You can do this. Let's say there's 300,000 who came in the last 60 days 4 or more times, and maybe there's 100,000 who came 10+ times. Wow. These people are really interesting. Particularly these people are really interesting because they must really like what you have. They must like your content or your blog or something that you do on your site, some sort of tool, some sort of function that you provide to them. Yet, there's going to be a very different look at who sent these visitors, right, which of these sources sent these visitors versus which sent the people who made a conversion action, something like signed up for an email account, or signed up with their email address, or subscribed to your newsletter, or filled out a survey, or filled out a request for a white paper that gave you a lead versus actually completed a transaction, like went back to the site and signed up for the paid service or bought the product, or did whatever it is that makes you money. Knowing these source differences and building out this funnel, visualizing this funnel and being able to see these means that you will be able to do a bunch of things right.

So, I have some action items that I want you to take away from this inbound marketing funnel visualization.

Number one, please, if you can do nothing else, at least set up first touch attribution. So you may not be able to get the concrete segment that has made at least one visit from this source before converting somewhere in their funnel, because a lot of those people who convert down here are going to be in the 10+ or 4+ visit segment, and they're going to have come to you multiple times, and usually you're only doing last touch attribution, meaning you only see the source that sent them the last time. There are some more advanced analytics like Mixpanel or KISSmetrics that can help you see deeper into that multitouch funnel, but at least you can set up first touch attribution tracking in Google Analytics. There is a good blog post on how to do that Will Critchlow from Distilled wrote. We'll link you over to that.

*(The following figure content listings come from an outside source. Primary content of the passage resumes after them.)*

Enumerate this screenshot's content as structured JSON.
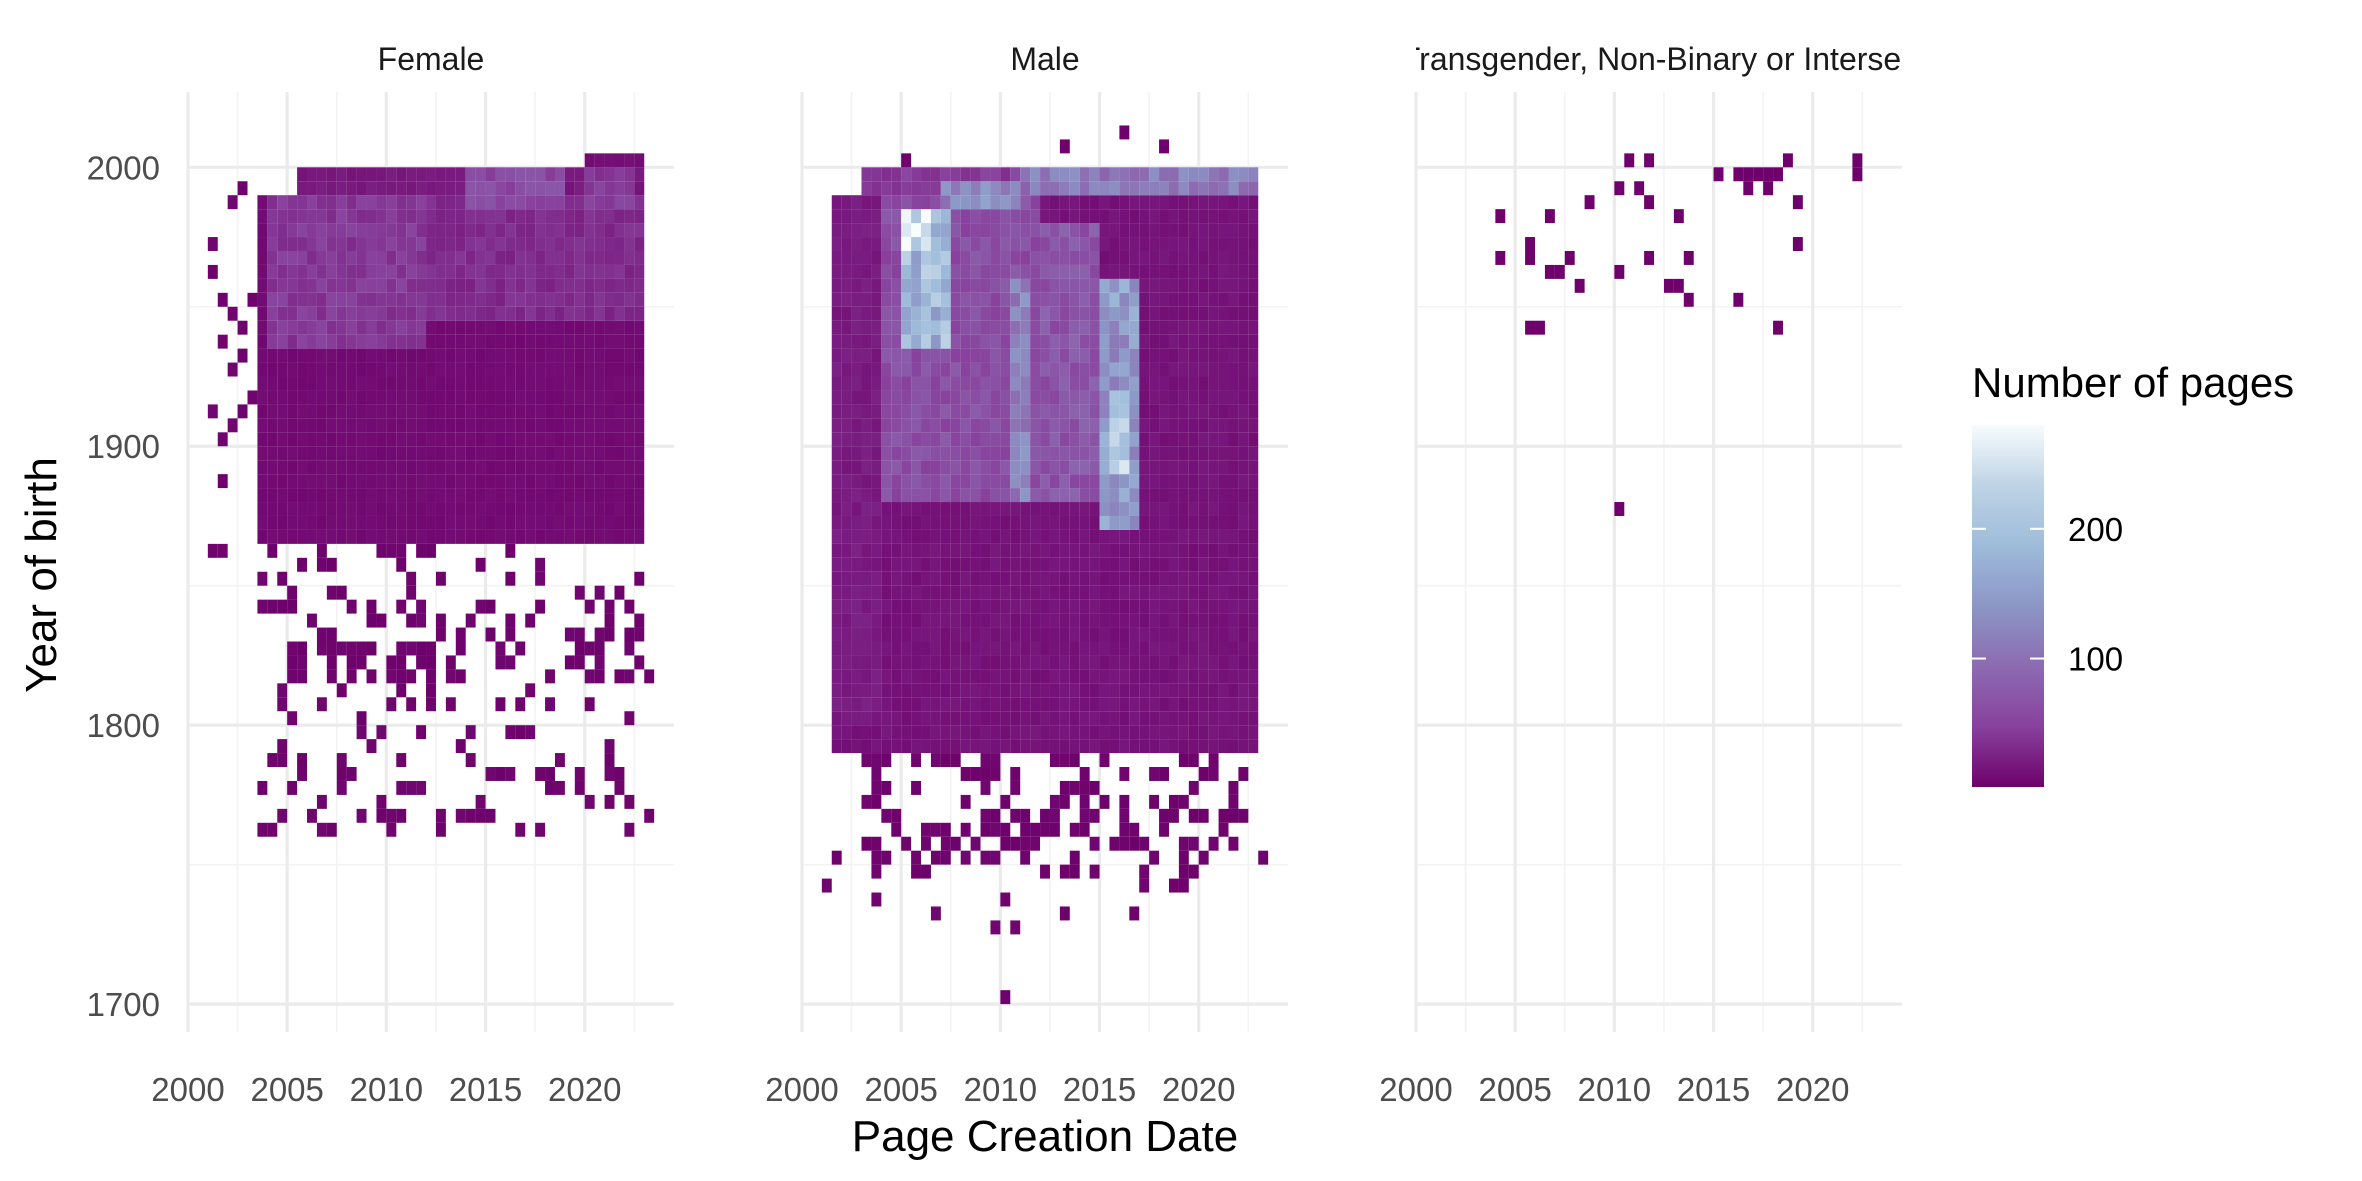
{
  "chart_data": {
    "type": "heatmap",
    "title": "",
    "xlabel": "Page Creation Date",
    "ylabel": "Year of birth",
    "xlim": [
      2000,
      2024.5
    ],
    "ylim": [
      1690,
      2027
    ],
    "x_ticks": [
      2000,
      2005,
      2010,
      2015,
      2020
    ],
    "y_ticks": [
      1700,
      1800,
      1900,
      2000
    ],
    "grid": true,
    "legend": {
      "title": "Number of pages",
      "placement": "right",
      "range": [
        1,
        280
      ],
      "ticks": [
        100,
        200
      ],
      "palette": [
        "#6e016b",
        "#88419d",
        "#8c6bb1",
        "#8c96c6",
        "#9ebcda",
        "#bfd3e6",
        "#f7fcfd"
      ]
    },
    "binning": {
      "x_bin_years": 0.5,
      "y_bin_years": 5
    },
    "panels": [
      {
        "name": "Female",
        "regions": [
          {
            "x": [
              2003.5,
              2023
            ],
            "y": [
              1865,
              1990
            ],
            "value": 8
          },
          {
            "x": [
              2005.5,
              2023
            ],
            "y": [
              1990,
              2000
            ],
            "value": 18
          },
          {
            "x": [
              2020,
              2023
            ],
            "y": [
              2000,
              2005
            ],
            "value": 10
          },
          {
            "x": [
              2004,
              2012
            ],
            "y": [
              1935,
              1990
            ],
            "value": 42
          },
          {
            "x": [
              2012,
              2023
            ],
            "y": [
              1945,
              1990
            ],
            "value": 32
          },
          {
            "x": [
              2014,
              2019
            ],
            "y": [
              1985,
              2000
            ],
            "value": 58
          },
          {
            "x": [
              2020,
              2022.5
            ],
            "y": [
              1985,
              2000
            ],
            "value": 45
          }
        ],
        "scatter": [
          {
            "x": [
              2003,
              2023
            ],
            "y": [
              1760,
              1865
            ],
            "count": 200
          },
          {
            "x": [
              2001,
              2004
            ],
            "y": [
              1840,
              1990
            ],
            "count": 25
          },
          {
            "x": [
              2005,
              2023
            ],
            "y": [
              1815,
              1830
            ],
            "count": 40
          }
        ]
      },
      {
        "name": "Male",
        "regions": [
          {
            "x": [
              2001.5,
              2023
            ],
            "y": [
              1790,
              1990
            ],
            "value": 14
          },
          {
            "x": [
              2003,
              2023
            ],
            "y": [
              1990,
              2000
            ],
            "value": 45
          },
          {
            "x": [
              2004,
              2012
            ],
            "y": [
              1880,
              1990
            ],
            "value": 62
          },
          {
            "x": [
              2012,
              2015
            ],
            "y": [
              1880,
              1980
            ],
            "value": 70
          },
          {
            "x": [
              2015,
              2017
            ],
            "y": [
              1870,
              1960
            ],
            "value": 145
          },
          {
            "x": [
              2005,
              2007.5
            ],
            "y": [
              1935,
              1985
            ],
            "value": 190
          },
          {
            "x": [
              2005,
              2006.5
            ],
            "y": [
              1970,
              1985
            ],
            "value": 270
          },
          {
            "x": [
              2007,
              2011
            ],
            "y": [
              1985,
              1995
            ],
            "value": 125
          },
          {
            "x": [
              2011,
              2023
            ],
            "y": [
              1990,
              2000
            ],
            "value": 110
          },
          {
            "x": [
              2015.5,
              2016.5
            ],
            "y": [
              1890,
              1920
            ],
            "value": 210
          },
          {
            "x": [
              2010.5,
              2011.5
            ],
            "y": [
              1880,
              1960
            ],
            "value": 120
          },
          {
            "x": [
              2001.5,
              2004
            ],
            "y": [
              1800,
              1990
            ],
            "value": 20
          },
          {
            "x": [
              2017,
              2023
            ],
            "y": [
              1800,
              1990
            ],
            "value": 12
          }
        ],
        "scatter": [
          {
            "x": [
              2003,
              2022
            ],
            "y": [
              1745,
              1790
            ],
            "count": 170
          },
          {
            "x": [
              2000.5,
              2023
            ],
            "y": [
              1725,
              1760
            ],
            "count": 22
          }
        ],
        "points": [
          {
            "x": 2010,
            "y": 1700
          },
          {
            "x": 2016,
            "y": 2010
          },
          {
            "x": 2013,
            "y": 2005
          },
          {
            "x": 2018,
            "y": 2005
          },
          {
            "x": 2005,
            "y": 2000
          }
        ]
      },
      {
        "name": "Transgender, Non-Binary or Intersex",
        "points": [
          {
            "x": 2004,
            "y": 1980
          },
          {
            "x": 2004,
            "y": 1965
          },
          {
            "x": 2005.5,
            "y": 1970
          },
          {
            "x": 2005.5,
            "y": 1965
          },
          {
            "x": 2006.5,
            "y": 1980
          },
          {
            "x": 2006.5,
            "y": 1960
          },
          {
            "x": 2007,
            "y": 1960
          },
          {
            "x": 2007.5,
            "y": 1965
          },
          {
            "x": 2008,
            "y": 1955
          },
          {
            "x": 2008.5,
            "y": 1985
          },
          {
            "x": 2005.5,
            "y": 1940
          },
          {
            "x": 2006,
            "y": 1940
          },
          {
            "x": 2010,
            "y": 1990
          },
          {
            "x": 2010,
            "y": 1960
          },
          {
            "x": 2010.5,
            "y": 2000
          },
          {
            "x": 2011,
            "y": 1990
          },
          {
            "x": 2011.5,
            "y": 2000
          },
          {
            "x": 2011.5,
            "y": 1985
          },
          {
            "x": 2011.5,
            "y": 1965
          },
          {
            "x": 2013,
            "y": 1980
          },
          {
            "x": 2013,
            "y": 1955
          },
          {
            "x": 2013.5,
            "y": 1950
          },
          {
            "x": 2012.5,
            "y": 1955
          },
          {
            "x": 2013.5,
            "y": 1965
          },
          {
            "x": 2015,
            "y": 1995
          },
          {
            "x": 2016,
            "y": 1995
          },
          {
            "x": 2016.5,
            "y": 1995
          },
          {
            "x": 2017,
            "y": 1995
          },
          {
            "x": 2017.5,
            "y": 1995
          },
          {
            "x": 2016.5,
            "y": 1990
          },
          {
            "x": 2017.5,
            "y": 1990
          },
          {
            "x": 2018,
            "y": 1995
          },
          {
            "x": 2018.5,
            "y": 2000
          },
          {
            "x": 2019,
            "y": 1985
          },
          {
            "x": 2019,
            "y": 1970
          },
          {
            "x": 2016,
            "y": 1950
          },
          {
            "x": 2018,
            "y": 1940
          },
          {
            "x": 2022,
            "y": 2000
          },
          {
            "x": 2022,
            "y": 1995
          },
          {
            "x": 2010,
            "y": 1875
          }
        ]
      }
    ]
  }
}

Second step, segment the content that is driving people, so not just the visit sources, but the content that's driving people early on in your funnel and later in your funnel. Understanding that dichotomy will give you a sense of, hey, we can't just give up on the content that's bringing people in here or the content that's bringing people in the 4+, 10+, made a converting action. We need to focus on both of those, and here's how we should be distributing our time. Let's not spend, you know, be careful not to over assign value with resources of any kind, with dollars, with people, with time, to channels that are just getting you into the bottom of the funnel. It's really, really dangerous. It can mean that what happens over time is you increase conversion rate here, yeah, and things are going well, but as this dries up, your competitors are taking this traffic. They are getting it one way or another. Or you're not executing on it, which means no one is happy and finding what they need on the Web from you or whatever it is that you provide.

Finally, the other thing is track those actions that are likely to lead to transactions. So, if you know that a high percentage of people in a certain bucket, in a number of visits bucket, in a number of visits to specific content bucket, in a conversion-like action, say they did this thing like sign up for an email newsletter, track the percent and the number that are flowing down to actual dollar value transactions. If you do that, you'll have a great sense of where you can invest sort of in the middle of the funnel that will help to drive that action further down.

This is a complex fascinating process, and I know it's not easy to implement. But for those of you who do, the returns can be phenomenal.